May 14, 2017. What a day filled with so much emotion. It is my grandma's birthday, my mom's mom - our rock. It is my nephew's birthday, who has officially turned 15 years old - the age I was when he was born and my family's world was so beautifully changed forever. It is also my first "official" Mother's Day, though I very much felt like a mother last year when my Lion was still a part of me... forming, developing, growing, waiting to meet the world.
Today, my family headed to our new little church in a very old firehouse in downtown Lansing where Judah watched his parents praise God and his daddy preach the Gospel of Jesus. My heart jumped each time I saw him from "stage" as he embraced our community while they watched over him while we led. We came home and, while Judah slept, Anthony & I ate leftovers from the amazing pasta dinner he made last night for Mother's Day. Anth took over baby-food making for me so I could spend the day with my little Lion... because, honestly, I'm just not to the point in motherhood where I'm looking for a day off. The most I can look forward to being away is this bath I'm in right now - my one hour to shave my legs, have a beer, and try to smell slightly better than I do 9/10 days. And even now, as I type, I miss him. I want to be with him every chance I get because I know the day is soon coming where he will pull away.
So, for now, I soak. I soak in this bath, yes, but I soak in his innocence and love. I soak in his joy and trust. And as I do, I am consistently reminded of the Father's love for us. That, though I have grown and married and pulled away from my earthly parents, I am still very much a child of God in need of her Daddy/Mommy (because let's get real - He is both).

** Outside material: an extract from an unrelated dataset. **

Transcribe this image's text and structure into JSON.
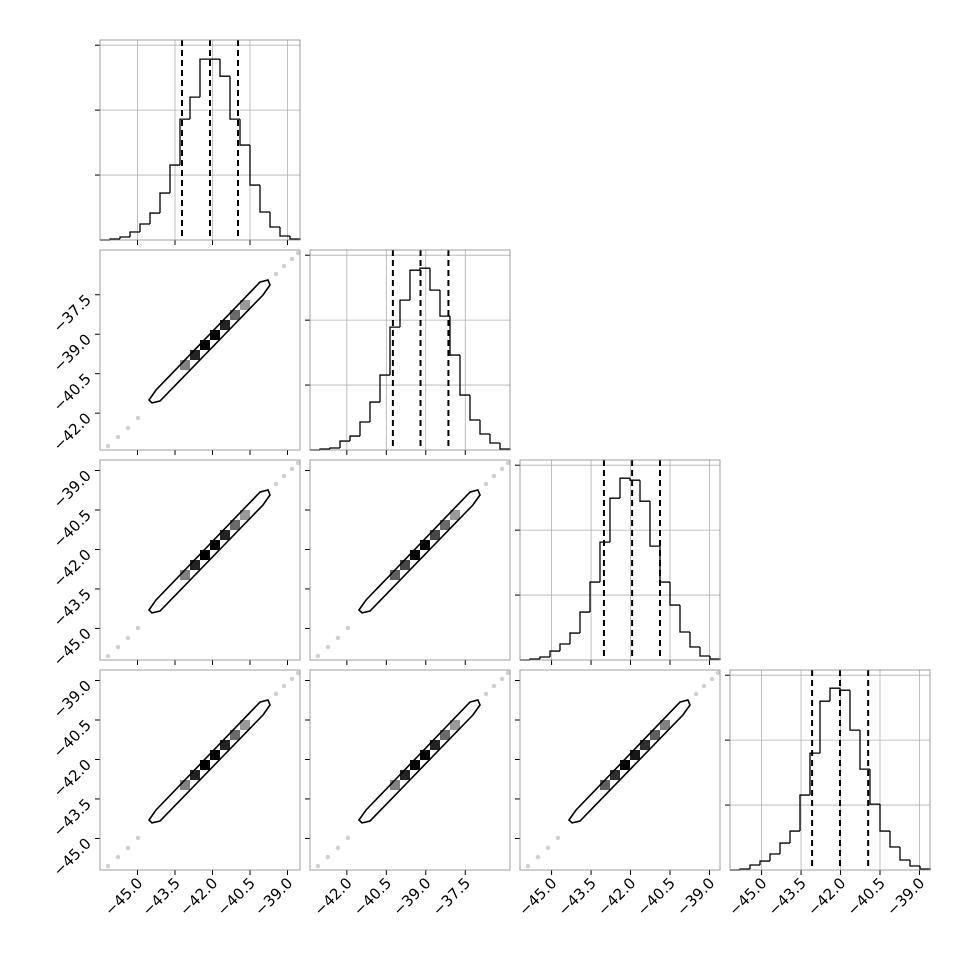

Being a mother is the purest experience of love I've ever known. The love I have for my son is other-worldly. I couldn't start to explain it even if I tried. The level of love I have found for my sweet husband in the parenting process is something I expected but could not prepare myself for. The love and appreciation I now I have for my own mother and father, my husband's mother and father, and their mothers and fathers before them hits me like a wave time and time again as I wake 2-3 times each night to feed and soothe my son. It hit during a very sick pregnancy and 26 hours of labor. It hit when I experienced what it was like to work full-time in a job I did not enjoy while I missed my baby 75% of the week simply so I could do my part in providing for my family. It hits every time I am overwhelmed with worry or joy or love just by looking at him. Entering motherhood has changed me and I am so undeniably grateful.
Judah Lionheart, you made me a Mama. You have marked my heart and my life and I am forever a better version of myself simply because you are here. The person I am in this moment, with my still soft stomach with the still pink stretch marks, is such a gift. Your Papa's blue eyes, your little button nose, your crooked little smile with your fangs, your strawberry blonde hair that's starting to curl, your rolly little limbs, your big, squealy belly laugh, your grunts and whistles and sweet little sighs... you, my Lion, are a world changer and so completely and incomprehensibly loved from the purest, deepest place of my being.
Thank you, Lord, for this gift. I didn't truly understand Your love and generosity until now. What You have given me in my son and through the price Your Son paid on the cross is something I will never again take for granted. I am moved to my core and I love You.
To all you moms and dads out there, Happy parenthood days! It truly is a miracle.